8. No Obligation to Maintain Relationship. The Participant acknowledges that: (i) the Company is not obligated by the Plan or this Restricted Stock Unit Award to continue the Participant as an Employee, Non-Employee Director, consultant or advisor of the Company or an Affiliate; (ii) the Plan is discretionary in nature and may be modified, suspended or terminated by the Company at any time; (iii) the grant of this Restricted Stock Unit Award is a one-time benefit that does not create any contractual or other right to receive future grants of equity, or benefits in lieu thereof; (iv) all determinations with respect to any such future grants, including, but not limited to, the times when restricted stock unit awards shall be granted, the number of shares subject to each restricted stock unit award, and the time or times when each restricted stock unit award shall vest, will be at the sole discretion of the Company; (v) the Participant’s participation in the Plan is voluntary; (vi) the value of this Restricted Stock Unit Award is an extraordinary item of compensation which is outside the scope of the Participant’s employment or consulting contract, if any; and (vii) this Restricted Stock Unit Award is not part of normal or expected compensation for purposes of calculating any severance, resignation, redundancy, end of service payments, bonuses, long-service awards, pension or retirement benefits or similar payments.
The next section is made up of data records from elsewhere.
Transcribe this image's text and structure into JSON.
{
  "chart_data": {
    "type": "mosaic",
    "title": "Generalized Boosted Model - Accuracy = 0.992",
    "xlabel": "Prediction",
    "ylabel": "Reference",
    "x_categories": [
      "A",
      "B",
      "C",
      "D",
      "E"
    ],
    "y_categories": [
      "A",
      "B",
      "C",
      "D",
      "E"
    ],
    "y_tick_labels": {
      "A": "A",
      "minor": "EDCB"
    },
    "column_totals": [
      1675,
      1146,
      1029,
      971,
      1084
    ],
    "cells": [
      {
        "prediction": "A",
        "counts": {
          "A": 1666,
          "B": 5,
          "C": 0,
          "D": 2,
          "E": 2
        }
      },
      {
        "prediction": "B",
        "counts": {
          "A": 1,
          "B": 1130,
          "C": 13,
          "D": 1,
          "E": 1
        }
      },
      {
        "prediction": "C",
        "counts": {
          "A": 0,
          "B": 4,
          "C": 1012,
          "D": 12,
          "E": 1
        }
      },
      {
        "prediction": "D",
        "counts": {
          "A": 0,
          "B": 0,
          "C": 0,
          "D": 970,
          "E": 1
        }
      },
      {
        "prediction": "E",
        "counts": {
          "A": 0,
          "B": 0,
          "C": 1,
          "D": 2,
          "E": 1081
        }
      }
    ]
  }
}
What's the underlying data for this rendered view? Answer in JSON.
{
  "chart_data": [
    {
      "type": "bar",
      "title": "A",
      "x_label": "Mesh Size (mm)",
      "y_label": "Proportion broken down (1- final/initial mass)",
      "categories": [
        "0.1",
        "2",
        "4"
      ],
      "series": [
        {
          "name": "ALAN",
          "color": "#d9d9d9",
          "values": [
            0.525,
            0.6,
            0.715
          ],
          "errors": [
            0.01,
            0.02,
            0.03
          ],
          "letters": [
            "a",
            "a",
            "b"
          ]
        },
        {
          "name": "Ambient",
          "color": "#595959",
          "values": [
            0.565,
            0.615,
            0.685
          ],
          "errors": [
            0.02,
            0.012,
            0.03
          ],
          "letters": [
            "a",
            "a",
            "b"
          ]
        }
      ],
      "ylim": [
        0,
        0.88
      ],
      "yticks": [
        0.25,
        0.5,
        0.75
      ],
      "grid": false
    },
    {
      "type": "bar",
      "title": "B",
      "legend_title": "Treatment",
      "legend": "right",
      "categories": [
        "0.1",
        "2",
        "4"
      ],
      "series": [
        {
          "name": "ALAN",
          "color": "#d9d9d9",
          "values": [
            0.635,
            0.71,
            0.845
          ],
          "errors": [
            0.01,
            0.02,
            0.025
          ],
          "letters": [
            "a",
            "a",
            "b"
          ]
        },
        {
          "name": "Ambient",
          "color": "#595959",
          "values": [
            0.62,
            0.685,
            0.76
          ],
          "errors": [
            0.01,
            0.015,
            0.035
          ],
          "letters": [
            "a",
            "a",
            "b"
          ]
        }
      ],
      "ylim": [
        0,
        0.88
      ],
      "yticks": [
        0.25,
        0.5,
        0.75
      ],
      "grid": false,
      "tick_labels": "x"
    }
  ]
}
9. Code Section 409A. Pursuant to Section 26 of the Plan, if and to the extent (i) any portion of any payment, compensation or other benefit provided to a Participant pursuant to this Restricted Stock Unit Award in connection with his or her employment termination constitutes “nonqualified deferred compensation” within the meaning of Section 409A of the Code and (ii) the Participant is a specified employee as defined in Section 409A(a)(2)(B)(i) of the Code, in each case as determined by the Company in accordance with its procedures, by which determinations the Participant (through accepting this Restricted Stock Unit Award) agrees that he or she is bound, such portion of the payment, compensation or other benefit shall not be paid before the day that is six months plus one day after the date of “separation from service” (as determined under Section 409A of the Code), except as Section 409A of the Code may then permit.

10. Plan. The Participant hereby acknowledges receipt of a copy of the Plan as presently in effect and the Prospectus with respect thereto. All of the terms and provisions of the Plan, and any additional terms and conditions provided to Participants located outside of the United States, are incorporated herein by reference, and this Restricted Stock Unit Award is subject to those terms and provisions in all respects.